I’ve been kicking the tires on Typesense, an open-source search engine and alternative to Elasticsearch, for a personal project. So far I’m quite impressed with it. This is a small post recording how easy it was to set up vector embedding fields using a custom model.
It is getting much easier to build semantic search applications. In previous work when I was setting up semantic search it was both exciting and frustrating, because the tooling wasn’t there and you had to build basically every piece yourself. It was cutting-edge, but you had to make your own cutting tools before you really saw the benefit. In my case, I had been using Elasticsearch and had to augment it with annoy, (using approximate K nearest neighbour in place of cosine distance, until Elasticsearch added vector search support).
Using Custom Models
Typesense natively supports vector search, and integrates with OpenAI, OpenAI-compatible APIs and even loading its own ONNX embedding models (it has a number of models it can use of this purpose). As I’ve been keeping up with embedding models, I’ve seen the work by Mixed Bread AI on their mxbai-embed-large-v1
embedding model, a state-of-the-art model that outperforms OpenAI text-embedding-v3
, and I was interested in using it.
Fortunately Typesense makes this easy. I’m running it in docker, with a folder data
for all related data. To set up Typesense to automatically create an embedding as it indexes using your custom model, first create the folder data/models/mxbai-embed-large-v1
. Mixed Bread’s model is available on HuggingFace, ONNX format is required.

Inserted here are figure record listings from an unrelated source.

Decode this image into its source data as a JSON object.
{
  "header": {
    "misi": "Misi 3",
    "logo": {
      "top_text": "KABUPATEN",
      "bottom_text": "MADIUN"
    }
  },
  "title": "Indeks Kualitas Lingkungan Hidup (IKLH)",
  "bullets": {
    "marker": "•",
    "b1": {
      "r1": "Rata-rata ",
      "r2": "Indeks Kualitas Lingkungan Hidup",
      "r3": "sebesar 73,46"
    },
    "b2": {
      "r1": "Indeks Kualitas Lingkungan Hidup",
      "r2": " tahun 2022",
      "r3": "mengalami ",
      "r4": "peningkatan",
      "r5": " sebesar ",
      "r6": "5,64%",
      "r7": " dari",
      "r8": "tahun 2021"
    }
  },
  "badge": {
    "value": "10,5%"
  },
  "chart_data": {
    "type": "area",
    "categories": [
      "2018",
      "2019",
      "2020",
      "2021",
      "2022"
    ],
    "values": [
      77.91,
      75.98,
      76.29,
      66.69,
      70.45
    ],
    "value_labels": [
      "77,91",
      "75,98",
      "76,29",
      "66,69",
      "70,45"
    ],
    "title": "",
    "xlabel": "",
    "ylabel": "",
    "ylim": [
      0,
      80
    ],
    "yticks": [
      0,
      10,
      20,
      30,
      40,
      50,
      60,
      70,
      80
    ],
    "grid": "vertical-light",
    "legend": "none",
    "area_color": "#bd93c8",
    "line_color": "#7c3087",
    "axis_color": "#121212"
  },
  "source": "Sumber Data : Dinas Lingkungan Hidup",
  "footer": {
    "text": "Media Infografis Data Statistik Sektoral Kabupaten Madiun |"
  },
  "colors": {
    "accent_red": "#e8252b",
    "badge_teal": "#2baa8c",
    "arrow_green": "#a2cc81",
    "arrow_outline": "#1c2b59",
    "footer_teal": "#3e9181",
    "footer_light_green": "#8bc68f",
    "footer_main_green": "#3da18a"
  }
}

Here are the steps I took to configure and use the model. I downloaded the fp16 version of the model, and renamed it to model.onnx
, putting it in data/models/mxbai-embed-large-v1/model.onnx
, I also downloaded the associated vocab.txt
and put it in the same place. Lastly create a config.json
with the following content:
{
"model_type": "bert",
"vocab_file_name": "vocab.txt"
}
Schema setup
Now, when creating the schema for your collection, you can configure additional fields that will be embeddings of text fields:
schema = {
"name": "sites",
"fields": [
{"name": "title", "type": "string"},
{"name": "author", "type": "string", "optional": True},
{"name": "url", "type": "string"},
{"name": "text", "type": "string", "optional": True},
{
"name": "text_embedding",
"type": "float[]",
"embed": {
"from": ["text"],
"model_config": {
"model_name": "mxbai-embed-large-v1",
},
},
},
],
}
create_response = client.collections.create(schema)
All the work will be done for you at index time. Performance can be slowed by this (I’ve seen docs take up to 4 seconds to index), but this can be helped by working in bulk or parallelizing requests. Querying is fast and accurate, which is exactly the trade-off I’d want to see.
Typesense is designed without any sort of UI, so I’ve been using typesense-ui to browse records, pull random ids for testing etc and it has worked well so far. Overall I’ve been very impressed.